This project is divided into three parts.
The goal of this part is to predict whether the tweets present in the tweet_test.txt file reflect a positive or a negative sentiment. Here we have access to train datasets and test datasets.
The goal of the second part, is the same as the first one, i.e. to predict whether a tweet reflects a positive, negative or neutral sentiment. Here we won't have access to train datasets. We will reuse the train dataset from the previous part only to gather the tweets, but not the prediction.
The third part aims to extract five emotions from the tweets dataset.

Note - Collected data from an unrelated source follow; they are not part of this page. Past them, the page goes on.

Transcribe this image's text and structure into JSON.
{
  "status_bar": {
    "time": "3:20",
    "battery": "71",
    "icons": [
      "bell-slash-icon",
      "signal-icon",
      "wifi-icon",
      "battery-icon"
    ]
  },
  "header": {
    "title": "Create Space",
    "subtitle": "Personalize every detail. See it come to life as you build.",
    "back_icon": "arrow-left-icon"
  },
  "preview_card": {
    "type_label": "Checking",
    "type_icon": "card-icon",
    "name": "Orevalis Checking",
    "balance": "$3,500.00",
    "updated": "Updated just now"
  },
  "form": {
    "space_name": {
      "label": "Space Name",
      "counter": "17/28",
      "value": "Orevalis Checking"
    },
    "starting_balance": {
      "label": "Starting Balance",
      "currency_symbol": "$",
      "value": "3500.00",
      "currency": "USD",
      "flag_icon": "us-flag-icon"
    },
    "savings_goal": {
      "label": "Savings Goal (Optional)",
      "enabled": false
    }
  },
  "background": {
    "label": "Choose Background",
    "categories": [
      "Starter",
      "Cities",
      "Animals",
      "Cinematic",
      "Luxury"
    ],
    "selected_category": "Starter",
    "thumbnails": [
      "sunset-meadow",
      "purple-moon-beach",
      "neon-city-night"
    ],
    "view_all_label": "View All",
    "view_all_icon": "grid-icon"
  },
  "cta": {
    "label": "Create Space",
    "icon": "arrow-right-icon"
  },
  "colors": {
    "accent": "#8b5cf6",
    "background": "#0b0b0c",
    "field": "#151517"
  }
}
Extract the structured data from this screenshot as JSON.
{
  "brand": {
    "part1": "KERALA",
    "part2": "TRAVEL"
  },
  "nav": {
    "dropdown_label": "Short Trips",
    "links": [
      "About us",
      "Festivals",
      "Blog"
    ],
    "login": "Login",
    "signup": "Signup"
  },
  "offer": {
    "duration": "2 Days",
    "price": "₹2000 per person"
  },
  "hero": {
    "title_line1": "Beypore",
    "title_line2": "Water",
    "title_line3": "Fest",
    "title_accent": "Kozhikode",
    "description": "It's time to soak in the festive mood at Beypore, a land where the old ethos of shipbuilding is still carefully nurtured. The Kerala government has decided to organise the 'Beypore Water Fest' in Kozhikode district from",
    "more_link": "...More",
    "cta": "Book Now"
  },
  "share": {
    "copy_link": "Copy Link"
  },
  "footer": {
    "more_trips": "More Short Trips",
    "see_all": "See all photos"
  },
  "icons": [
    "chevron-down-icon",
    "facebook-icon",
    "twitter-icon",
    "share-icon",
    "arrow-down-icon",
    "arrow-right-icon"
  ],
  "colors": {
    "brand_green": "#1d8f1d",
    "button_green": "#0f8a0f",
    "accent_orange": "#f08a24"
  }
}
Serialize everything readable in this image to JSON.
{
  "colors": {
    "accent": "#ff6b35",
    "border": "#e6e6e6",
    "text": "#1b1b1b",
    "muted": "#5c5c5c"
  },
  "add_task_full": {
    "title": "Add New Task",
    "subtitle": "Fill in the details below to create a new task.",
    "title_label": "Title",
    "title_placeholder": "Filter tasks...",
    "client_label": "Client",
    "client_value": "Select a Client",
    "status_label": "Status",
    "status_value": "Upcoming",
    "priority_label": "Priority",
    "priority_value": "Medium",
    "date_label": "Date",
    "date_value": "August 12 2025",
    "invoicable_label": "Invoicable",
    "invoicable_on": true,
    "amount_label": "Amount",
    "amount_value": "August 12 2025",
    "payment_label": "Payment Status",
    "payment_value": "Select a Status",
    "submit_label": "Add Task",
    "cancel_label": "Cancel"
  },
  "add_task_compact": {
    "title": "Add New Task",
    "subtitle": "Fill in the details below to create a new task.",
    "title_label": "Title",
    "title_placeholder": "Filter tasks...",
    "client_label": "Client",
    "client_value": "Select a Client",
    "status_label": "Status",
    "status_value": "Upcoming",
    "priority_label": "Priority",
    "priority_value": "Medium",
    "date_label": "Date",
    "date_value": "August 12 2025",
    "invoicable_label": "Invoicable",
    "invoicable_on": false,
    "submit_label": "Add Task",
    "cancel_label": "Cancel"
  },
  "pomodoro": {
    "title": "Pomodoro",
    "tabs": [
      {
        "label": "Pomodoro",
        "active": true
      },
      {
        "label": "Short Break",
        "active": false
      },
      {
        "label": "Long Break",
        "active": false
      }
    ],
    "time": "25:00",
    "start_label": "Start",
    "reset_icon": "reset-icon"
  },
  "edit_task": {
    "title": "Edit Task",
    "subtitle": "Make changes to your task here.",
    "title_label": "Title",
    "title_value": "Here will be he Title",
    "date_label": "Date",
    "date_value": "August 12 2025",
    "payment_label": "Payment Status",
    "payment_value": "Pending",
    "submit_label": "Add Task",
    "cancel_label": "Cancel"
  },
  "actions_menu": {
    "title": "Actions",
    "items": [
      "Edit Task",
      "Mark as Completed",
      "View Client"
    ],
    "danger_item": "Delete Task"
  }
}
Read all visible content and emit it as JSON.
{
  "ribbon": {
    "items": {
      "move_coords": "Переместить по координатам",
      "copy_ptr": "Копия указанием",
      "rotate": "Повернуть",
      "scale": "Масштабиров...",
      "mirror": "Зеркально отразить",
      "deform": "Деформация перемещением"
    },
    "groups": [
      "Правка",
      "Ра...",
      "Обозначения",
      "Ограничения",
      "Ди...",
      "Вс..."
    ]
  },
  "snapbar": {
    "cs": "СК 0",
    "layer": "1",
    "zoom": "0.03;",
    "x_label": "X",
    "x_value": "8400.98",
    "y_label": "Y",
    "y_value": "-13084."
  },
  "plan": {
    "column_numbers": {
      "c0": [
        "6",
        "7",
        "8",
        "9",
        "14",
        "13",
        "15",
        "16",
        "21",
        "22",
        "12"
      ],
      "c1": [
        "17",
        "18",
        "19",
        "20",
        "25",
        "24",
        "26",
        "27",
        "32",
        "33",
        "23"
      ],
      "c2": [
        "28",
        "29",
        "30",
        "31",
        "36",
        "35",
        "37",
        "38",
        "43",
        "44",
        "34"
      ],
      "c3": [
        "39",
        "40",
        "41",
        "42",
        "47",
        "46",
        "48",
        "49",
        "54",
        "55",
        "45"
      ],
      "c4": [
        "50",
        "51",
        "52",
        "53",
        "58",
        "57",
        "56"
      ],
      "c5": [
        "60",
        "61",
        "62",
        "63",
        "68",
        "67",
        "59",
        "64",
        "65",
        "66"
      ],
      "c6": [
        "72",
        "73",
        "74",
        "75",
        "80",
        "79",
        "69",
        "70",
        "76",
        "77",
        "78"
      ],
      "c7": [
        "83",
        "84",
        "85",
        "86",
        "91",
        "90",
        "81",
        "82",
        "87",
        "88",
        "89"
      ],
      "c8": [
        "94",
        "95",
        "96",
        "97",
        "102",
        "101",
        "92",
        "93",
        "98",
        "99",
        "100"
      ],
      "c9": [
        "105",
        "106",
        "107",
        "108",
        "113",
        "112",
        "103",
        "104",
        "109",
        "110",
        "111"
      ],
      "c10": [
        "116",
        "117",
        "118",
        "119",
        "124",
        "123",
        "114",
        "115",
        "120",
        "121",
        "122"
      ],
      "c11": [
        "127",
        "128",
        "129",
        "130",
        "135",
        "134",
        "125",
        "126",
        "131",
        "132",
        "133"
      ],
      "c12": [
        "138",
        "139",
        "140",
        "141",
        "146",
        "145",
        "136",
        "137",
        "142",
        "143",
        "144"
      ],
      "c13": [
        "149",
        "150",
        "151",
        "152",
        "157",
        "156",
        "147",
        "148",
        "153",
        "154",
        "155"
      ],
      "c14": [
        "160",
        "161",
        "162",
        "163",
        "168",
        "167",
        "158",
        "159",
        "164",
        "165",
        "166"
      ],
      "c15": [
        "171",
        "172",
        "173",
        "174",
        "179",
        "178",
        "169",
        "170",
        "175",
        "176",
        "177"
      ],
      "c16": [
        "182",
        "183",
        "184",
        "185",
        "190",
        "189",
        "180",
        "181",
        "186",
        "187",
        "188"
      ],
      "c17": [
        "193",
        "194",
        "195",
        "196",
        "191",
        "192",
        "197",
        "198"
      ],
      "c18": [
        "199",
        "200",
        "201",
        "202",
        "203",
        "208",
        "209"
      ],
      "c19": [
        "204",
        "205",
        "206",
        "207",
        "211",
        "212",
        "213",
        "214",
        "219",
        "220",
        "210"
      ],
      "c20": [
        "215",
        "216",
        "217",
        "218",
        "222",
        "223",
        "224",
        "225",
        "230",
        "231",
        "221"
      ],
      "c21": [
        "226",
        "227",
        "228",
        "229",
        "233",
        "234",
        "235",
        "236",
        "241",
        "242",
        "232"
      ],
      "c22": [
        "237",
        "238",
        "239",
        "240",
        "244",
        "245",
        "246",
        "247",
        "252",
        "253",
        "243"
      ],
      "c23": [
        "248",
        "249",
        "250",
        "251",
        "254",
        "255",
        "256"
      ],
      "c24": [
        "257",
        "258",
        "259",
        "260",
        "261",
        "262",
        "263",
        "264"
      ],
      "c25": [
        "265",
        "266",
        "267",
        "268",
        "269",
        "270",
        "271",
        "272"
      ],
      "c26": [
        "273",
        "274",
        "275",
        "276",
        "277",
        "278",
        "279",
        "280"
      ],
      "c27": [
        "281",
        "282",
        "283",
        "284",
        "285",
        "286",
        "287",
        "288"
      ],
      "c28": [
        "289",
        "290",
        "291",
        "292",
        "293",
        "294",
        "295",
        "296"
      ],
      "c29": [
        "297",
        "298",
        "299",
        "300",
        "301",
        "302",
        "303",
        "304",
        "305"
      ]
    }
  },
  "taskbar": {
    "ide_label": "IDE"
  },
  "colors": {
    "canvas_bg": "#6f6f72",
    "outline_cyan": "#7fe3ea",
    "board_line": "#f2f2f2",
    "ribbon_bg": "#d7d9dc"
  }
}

The repository contains everything needed to run the .py and .ipynb files directly. It contains:
- data folder: it contains:
- train_pos.txt: train set of positive tweets - 100000 tweets
- train_neg.txt: train set of negative tweets - 100000 tweets
- train_pos_full.txt: bigger train set of positive tweets - 1250000 tweets
- train_neg_full.txt: bigger train set of negative tweets - 1250000 tweets
- test_data.txt: test set of tweets for which we want to predict the sentiment - 10000 tweets
- twitter-stopwords.txt: list of stop words related to social media context
- functions.py: implementation of all functions used in the .ipynb file.
- emotion_prediction.ipynb: a documented jupyter notebook where the three parts described above are implemented.
Before running the script described above, make sure that the following libraries are correctly installed:
- sklearn
- pandas
- nltk
- numpy
- tokenizer
- vaderSentiment
If this is not the case, run the following command:
$pip install library_name
where library_name
is the name of the missing library.
In both functions.py and emotion_prediction.ipynb files, the implementation of every function as well as every step are precisely described. Please refer to the corresponding file to have the complete explanation.